Kicking off a new project, setting the cadence and planning your agile artifacts, from the product backlog, the scrum swim-lanes i.e (Backlog | To Do | In Progress | Done), the one persistently ambiguous status is when a user story is considered done. Developers and teams define the user story’s Definition of Done (DoD) differently, so what exactly does the developer mean when she says its done?
Scrum-masters observing a user story being promoted from the in-progress column to the done column, might conclude different things from done, such as the story is done but…:
- It has some minor bugs that has to be fixed;
- It is done but the UI needs some polishing;
- It is done but not tested yet.
These ambivalences make planning a project with the right effort estimation, and velocity tracking tedious. The constitution of user story completion. This also relates to my previous article, on How to Deal with Technical Debt in a Startup, and whether carrying technical debt with your ticket constitutes completion of user story.
I’ve raised a lot of questions here, but in an agile team, the scrum-master, product owner and development team need to come to a consensus on the definition of Definition of Done, and this needs to be factored in from the sprint planning phase where the team votes on the story points that would be the effort to complete the user story.

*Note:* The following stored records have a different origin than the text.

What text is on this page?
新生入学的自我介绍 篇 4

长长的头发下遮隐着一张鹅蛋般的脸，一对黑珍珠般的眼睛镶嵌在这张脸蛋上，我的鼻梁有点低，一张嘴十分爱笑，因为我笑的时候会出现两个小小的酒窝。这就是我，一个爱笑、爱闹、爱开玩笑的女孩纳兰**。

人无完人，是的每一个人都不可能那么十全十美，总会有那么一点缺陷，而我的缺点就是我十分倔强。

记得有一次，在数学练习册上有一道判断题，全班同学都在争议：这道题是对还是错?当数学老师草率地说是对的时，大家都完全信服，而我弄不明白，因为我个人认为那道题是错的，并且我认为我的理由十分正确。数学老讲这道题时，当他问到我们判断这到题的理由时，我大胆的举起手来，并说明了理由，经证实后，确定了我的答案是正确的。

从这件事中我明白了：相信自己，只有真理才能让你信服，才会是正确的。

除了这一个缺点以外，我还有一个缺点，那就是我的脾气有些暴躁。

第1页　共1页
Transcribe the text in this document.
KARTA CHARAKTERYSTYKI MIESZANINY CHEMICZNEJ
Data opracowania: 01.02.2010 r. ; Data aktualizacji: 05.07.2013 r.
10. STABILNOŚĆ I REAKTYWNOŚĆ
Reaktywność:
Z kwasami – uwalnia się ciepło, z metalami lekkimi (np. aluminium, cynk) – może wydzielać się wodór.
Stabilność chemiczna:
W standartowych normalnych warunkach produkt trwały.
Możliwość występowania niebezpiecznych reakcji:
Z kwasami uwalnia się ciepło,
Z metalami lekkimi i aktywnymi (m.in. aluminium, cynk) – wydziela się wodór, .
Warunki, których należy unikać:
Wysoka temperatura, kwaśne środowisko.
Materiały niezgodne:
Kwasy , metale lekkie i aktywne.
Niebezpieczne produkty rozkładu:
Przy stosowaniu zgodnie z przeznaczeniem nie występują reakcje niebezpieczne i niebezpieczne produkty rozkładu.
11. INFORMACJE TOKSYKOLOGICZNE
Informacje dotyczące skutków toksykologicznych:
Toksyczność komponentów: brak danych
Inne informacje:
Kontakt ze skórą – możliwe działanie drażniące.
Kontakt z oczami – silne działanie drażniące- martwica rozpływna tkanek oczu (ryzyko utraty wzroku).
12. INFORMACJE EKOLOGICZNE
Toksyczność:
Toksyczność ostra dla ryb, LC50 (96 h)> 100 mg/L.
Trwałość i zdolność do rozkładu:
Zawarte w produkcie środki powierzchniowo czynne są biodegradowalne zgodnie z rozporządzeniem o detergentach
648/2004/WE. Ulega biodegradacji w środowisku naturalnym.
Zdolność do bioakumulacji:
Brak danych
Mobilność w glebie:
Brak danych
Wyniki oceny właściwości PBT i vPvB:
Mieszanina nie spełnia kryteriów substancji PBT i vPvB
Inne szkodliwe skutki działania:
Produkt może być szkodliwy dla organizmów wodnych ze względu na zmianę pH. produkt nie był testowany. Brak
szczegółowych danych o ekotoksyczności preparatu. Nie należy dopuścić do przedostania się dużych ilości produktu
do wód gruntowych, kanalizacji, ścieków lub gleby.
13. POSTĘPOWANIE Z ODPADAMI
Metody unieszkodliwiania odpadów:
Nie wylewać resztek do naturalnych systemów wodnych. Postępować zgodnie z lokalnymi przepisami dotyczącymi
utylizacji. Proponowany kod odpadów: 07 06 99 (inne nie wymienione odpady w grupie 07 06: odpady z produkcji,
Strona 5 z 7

Its up to you to come up with the processes, but the point is, you need to have that formalized. Whether its to include it passing unit testing and continuous testing, a rating system for working out level of technical debt that would be carried, whether you need a column for product owner acceptance, go through gitflow pull-request (code review) acceptance. Establish the acceptance for marking a story as done as a team, and you ensure greater clarity and consistency in your agile board.